May 2009

Volume 24 Number 05

Foundations - Versioning Workflows

By Matthew Milner | May 2009

Code download available

Contents

The Issues
.NET Versioning
Versioning With XOML Workflow Definitions
Activity Versioning
Versioning Workflow Services
Dynamic Update

In any application, there is one thing you can be certain of: change happens. One of the most common issues I find developers struggling with is how to deal with versioning workflows and their related classes. In this month's column, I will discuss the core issues related to workflow versioning and provide my recommendations for making changes to workflow definitions, activities, and workflow services.

fig01.gif

Figure 1 Simple Workflow That May Persist

If you build a .NET application today—say, a Windows Presentation Foundation (WPF) or ASP.NET application—you might think about versioning, or you might not. When you want to deploy updates to an ASP.NET application, you typically have a process in place to simply copy over all or some of the components including pages, binaries, and configuration. In some scenarios, you may have concerns about this deployment, such as making sure no requests are currently executing, but this process is generally manageable. So why is deploying new versions of workflow applications so hard?

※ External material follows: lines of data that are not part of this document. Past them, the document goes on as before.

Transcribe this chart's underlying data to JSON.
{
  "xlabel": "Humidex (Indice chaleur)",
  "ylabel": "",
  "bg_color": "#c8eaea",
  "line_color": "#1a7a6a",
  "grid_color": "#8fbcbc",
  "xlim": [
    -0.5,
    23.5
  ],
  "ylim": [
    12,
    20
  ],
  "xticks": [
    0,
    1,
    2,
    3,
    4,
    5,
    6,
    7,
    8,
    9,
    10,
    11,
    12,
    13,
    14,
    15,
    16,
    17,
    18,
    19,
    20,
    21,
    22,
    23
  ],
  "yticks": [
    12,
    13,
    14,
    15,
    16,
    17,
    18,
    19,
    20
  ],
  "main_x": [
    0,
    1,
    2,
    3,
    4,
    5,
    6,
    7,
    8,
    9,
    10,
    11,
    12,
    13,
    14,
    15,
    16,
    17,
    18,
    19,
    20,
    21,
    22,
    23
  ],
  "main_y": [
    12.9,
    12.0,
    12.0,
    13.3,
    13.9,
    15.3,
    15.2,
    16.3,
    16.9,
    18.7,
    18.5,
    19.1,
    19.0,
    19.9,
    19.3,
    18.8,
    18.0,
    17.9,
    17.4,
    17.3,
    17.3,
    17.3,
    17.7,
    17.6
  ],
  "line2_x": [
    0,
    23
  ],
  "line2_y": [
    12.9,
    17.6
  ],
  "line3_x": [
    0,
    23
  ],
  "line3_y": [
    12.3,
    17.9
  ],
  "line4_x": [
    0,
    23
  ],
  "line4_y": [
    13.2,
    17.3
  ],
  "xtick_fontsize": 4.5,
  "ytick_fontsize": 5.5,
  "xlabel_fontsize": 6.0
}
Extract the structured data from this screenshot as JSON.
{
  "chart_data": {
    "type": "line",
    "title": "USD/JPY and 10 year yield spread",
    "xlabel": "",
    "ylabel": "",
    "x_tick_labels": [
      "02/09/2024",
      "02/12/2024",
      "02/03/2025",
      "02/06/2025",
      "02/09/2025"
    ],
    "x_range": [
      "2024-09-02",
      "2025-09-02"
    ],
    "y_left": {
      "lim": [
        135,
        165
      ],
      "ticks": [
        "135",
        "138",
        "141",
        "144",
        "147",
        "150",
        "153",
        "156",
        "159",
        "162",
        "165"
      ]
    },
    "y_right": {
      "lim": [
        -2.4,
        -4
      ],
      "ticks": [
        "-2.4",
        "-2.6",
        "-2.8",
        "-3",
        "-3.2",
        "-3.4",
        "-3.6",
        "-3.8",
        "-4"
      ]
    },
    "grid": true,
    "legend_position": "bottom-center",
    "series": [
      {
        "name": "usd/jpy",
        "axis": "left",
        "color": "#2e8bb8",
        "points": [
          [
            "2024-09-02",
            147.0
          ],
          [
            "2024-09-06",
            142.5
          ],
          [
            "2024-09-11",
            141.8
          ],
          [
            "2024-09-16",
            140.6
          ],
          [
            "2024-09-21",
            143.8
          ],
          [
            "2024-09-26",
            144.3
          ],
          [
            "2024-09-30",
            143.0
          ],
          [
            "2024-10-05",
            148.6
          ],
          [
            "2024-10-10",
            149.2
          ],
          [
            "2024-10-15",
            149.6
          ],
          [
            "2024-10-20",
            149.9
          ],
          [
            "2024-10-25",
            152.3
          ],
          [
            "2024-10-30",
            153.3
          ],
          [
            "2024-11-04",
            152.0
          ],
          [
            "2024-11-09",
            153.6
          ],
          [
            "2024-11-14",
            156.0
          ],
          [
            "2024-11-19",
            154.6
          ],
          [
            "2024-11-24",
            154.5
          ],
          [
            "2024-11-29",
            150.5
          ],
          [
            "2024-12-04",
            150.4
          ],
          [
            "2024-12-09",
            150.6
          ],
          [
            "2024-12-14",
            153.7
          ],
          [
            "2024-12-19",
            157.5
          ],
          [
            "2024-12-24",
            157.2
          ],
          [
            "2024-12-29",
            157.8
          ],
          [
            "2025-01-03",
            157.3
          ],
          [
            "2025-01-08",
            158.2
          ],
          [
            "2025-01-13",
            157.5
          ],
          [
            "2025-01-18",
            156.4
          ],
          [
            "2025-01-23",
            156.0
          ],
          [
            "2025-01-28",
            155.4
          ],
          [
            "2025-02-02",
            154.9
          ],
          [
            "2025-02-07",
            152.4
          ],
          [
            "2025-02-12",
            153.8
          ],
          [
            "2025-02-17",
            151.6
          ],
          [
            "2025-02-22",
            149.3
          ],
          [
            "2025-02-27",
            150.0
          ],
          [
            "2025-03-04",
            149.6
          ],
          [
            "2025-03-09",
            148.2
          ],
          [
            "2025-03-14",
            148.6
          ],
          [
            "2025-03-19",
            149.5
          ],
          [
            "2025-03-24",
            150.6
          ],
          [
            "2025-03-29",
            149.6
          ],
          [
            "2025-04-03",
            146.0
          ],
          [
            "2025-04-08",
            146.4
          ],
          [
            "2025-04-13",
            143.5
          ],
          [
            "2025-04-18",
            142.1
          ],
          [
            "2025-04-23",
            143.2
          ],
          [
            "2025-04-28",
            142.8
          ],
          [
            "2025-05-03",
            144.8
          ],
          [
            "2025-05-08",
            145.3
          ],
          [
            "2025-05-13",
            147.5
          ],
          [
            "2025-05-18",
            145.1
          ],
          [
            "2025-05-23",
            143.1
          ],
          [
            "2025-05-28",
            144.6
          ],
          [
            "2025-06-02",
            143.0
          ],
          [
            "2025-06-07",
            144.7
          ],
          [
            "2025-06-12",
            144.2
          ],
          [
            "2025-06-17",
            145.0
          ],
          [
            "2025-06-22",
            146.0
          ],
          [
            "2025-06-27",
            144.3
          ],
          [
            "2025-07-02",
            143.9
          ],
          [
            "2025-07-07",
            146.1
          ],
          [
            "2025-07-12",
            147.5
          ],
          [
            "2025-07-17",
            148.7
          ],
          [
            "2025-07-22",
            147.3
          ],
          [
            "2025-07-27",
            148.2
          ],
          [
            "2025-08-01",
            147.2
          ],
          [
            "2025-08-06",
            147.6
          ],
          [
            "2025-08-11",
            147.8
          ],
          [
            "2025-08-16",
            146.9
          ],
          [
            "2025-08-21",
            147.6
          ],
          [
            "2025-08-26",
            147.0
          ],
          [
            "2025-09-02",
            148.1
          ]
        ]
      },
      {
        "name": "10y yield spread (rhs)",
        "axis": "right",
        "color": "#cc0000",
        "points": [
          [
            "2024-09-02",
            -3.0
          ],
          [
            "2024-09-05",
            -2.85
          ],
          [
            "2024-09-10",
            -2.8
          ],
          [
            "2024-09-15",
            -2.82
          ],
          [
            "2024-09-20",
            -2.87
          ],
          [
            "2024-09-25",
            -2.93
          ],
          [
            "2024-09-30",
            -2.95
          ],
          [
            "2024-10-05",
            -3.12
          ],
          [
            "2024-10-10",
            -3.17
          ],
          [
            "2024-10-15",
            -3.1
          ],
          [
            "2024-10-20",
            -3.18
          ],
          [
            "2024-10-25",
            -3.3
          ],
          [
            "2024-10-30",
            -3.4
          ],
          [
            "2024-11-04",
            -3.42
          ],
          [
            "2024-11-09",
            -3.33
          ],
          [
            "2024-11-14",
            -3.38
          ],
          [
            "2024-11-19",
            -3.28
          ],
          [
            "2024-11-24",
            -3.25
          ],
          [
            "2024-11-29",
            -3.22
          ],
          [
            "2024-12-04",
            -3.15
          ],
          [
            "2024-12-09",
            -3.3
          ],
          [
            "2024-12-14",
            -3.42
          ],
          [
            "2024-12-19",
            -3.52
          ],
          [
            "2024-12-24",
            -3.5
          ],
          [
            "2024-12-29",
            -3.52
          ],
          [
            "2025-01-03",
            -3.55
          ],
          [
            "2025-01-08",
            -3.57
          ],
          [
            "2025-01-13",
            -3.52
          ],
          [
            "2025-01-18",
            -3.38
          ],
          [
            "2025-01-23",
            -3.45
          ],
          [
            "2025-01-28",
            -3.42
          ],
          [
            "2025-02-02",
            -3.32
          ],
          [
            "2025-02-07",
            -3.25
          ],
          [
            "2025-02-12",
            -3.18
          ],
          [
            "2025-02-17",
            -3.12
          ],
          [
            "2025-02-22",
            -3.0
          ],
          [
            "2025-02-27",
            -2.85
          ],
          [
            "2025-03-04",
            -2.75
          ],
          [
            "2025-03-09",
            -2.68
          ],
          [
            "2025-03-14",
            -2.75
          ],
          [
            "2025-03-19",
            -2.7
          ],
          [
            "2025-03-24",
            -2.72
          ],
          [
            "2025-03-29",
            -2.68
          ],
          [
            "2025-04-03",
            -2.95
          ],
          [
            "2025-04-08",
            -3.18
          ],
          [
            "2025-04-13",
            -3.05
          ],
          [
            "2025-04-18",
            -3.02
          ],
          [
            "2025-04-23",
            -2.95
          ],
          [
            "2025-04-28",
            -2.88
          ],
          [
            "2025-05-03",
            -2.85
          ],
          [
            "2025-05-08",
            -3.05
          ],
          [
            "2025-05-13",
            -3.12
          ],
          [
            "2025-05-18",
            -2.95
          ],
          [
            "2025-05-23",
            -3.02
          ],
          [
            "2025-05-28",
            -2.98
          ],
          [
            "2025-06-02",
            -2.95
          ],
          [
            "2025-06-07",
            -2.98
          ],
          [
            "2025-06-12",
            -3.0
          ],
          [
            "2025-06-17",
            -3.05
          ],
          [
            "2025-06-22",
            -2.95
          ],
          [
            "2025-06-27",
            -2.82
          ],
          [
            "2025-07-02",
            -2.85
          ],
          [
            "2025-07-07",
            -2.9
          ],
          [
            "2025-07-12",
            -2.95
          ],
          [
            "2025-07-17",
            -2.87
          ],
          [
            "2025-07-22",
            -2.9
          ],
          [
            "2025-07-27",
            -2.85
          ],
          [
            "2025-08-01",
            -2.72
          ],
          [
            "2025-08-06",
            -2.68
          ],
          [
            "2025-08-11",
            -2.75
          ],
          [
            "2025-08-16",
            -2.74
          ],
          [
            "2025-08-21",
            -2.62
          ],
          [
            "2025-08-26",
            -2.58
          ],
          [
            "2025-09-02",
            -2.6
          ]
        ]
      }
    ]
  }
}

Workflows let you model long-running business process or business logic. In addition, Windows Workflow Foundation (WF) provides persistence services that allow for the state of individual instances of a business process to be saved to a durable store, such as a Microsoft SQL Server database. That saved state is made up of serialized .NET objects; and therein lies the problem.

Consider a workflow that uses some .NET types as data—say, an Order class. The workflow is started with an Order object passed in as a parameter, then persisted to the database, its state containing the serialized Order object. Now change the Order object class and rebuild your application library. When that persisted workflow needs to resume because a delay has expired or some event is raised to the workflow, the Order object needs to be deserialized. Unfortunately, because that type has changed, the deserialization fails, throwing an exception.

Some changes cause problems with deserialization because the standard .NET binary serialization fails and other problems occur because of the WF implementation of serialization. Regardless of the cause, the end result is the same: an exception when you try to load a workflow that references types that have changed. These types might be classes or interfaces you create or they might be custom activities you have written.

To provide a concrete example, consider the workflow in Figure 1. It simply writes some data to the console using a custom WriteLine activity, delays (which also allows it to persist), and then writes more data to the console.

Now, if I start an instance of this workflow and let it run to the idle point—the delay—it will persist in the database. I can shut down the runtime and begin work on my version 1.1 of the workflow. I'll simply add an activity to the end of the workflow definition to write more data to the console, as shown in Figure 2.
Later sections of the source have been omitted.